Abstract

Approximate computing is an emerging paradigm to improve the power and performance efficiency of error-resilient applications. As adders are one of the key components in almost all processing systems, a significant amount of research has been carried out toward designing approximate adders that can offer better efficiency than conventional designs; however, at the cost of some accuracy loss. In this article, we highlight a new class of energy-efficient approximate adders, namely, Heterogeneous Block-based Approximate Adders (HBAAs), and propose a generic configurable adder model that can be configured to represent a particular HBAA configuration. An HBAA, in general, is composed of heterogeneous sub-adder blocks of equal length, where each sub-adder can be an approximate sub-adder and have a different configuration.
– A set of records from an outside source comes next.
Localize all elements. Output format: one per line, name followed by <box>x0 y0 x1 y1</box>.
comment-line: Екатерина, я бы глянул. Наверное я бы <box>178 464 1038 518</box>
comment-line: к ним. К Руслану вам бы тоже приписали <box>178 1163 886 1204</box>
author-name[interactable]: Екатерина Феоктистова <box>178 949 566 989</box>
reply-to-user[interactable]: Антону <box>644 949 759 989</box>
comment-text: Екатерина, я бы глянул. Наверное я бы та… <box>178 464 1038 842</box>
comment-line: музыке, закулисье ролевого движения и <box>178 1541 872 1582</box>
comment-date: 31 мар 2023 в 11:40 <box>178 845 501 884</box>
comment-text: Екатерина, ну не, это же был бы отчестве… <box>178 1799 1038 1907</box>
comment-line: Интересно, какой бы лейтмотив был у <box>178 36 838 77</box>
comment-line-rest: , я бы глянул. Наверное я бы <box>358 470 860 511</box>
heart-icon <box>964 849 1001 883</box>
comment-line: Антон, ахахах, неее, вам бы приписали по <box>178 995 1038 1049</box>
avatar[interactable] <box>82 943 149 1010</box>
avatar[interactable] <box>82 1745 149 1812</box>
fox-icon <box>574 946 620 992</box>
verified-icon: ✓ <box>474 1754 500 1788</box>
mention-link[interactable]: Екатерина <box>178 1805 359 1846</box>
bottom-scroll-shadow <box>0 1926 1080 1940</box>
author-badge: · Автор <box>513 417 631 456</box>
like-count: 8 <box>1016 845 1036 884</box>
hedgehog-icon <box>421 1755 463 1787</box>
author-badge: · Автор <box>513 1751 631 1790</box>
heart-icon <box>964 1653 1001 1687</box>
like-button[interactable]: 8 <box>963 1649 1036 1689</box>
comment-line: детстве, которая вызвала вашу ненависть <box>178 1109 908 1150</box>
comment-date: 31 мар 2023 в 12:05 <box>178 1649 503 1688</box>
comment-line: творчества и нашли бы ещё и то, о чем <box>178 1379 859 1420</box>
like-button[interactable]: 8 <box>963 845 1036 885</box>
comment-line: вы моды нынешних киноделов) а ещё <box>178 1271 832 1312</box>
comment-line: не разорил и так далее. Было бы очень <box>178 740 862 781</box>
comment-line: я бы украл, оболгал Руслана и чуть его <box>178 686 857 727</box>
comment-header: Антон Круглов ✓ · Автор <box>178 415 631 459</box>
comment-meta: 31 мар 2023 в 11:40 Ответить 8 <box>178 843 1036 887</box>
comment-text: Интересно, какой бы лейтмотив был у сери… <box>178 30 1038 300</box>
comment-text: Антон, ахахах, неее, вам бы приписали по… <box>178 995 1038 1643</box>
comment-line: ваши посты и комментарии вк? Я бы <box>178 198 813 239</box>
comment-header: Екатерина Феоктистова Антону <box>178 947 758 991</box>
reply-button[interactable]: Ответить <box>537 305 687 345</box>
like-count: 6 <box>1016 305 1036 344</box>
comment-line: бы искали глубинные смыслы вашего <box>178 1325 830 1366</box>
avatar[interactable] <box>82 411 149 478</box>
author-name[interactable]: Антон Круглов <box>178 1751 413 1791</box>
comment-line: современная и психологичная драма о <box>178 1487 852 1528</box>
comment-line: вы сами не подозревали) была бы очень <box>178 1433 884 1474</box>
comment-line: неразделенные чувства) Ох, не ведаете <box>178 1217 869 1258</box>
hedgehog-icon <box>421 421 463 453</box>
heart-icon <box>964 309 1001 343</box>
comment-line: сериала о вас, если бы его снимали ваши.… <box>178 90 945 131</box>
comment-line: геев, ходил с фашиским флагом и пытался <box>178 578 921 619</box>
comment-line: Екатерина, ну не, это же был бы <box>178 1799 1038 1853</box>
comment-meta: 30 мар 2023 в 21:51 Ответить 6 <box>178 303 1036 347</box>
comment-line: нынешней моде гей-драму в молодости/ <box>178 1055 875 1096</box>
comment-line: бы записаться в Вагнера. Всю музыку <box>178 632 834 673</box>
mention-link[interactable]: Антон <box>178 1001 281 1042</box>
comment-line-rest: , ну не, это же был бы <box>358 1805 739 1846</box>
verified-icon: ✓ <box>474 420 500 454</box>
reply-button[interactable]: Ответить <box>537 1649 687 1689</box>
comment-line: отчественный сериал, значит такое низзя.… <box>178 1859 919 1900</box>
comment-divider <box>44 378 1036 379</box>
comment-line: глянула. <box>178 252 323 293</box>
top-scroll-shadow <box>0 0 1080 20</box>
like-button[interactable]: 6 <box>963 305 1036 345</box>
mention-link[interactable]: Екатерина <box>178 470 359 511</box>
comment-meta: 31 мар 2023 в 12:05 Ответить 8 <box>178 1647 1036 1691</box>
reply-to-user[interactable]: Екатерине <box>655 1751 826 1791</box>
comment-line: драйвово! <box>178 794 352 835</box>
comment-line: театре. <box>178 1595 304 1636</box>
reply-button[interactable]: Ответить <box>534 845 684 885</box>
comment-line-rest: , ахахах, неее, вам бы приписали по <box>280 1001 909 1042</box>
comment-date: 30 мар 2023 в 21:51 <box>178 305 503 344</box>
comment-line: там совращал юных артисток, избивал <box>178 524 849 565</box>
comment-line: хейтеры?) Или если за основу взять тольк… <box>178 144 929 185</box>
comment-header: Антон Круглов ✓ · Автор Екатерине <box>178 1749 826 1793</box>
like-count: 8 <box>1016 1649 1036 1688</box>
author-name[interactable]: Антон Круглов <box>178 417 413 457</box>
The sub-adders are mainly approximated through inexact logic and carry truncation. Compared to the existing design space, HBAAs provide additional design points that fall on the Pareto-front and offer a better quality-efficiency tradeoff in certain scenarios. Furthermore, to enable efficient design space exploration based on user-defined constraints, we propose an analytical model to efficiently evaluate the Probability Mass Function (PMF) of approximation error and other error metrics, such as Mean Error Distance (MED), Normalized Mean Error Distance (NMED), and Error Rate (ER) of HBAAs. The results show that HBAA configurations can provide around 15% reduction in area and up to 17% reduction in energy compared to state-of-the-art approximate adders.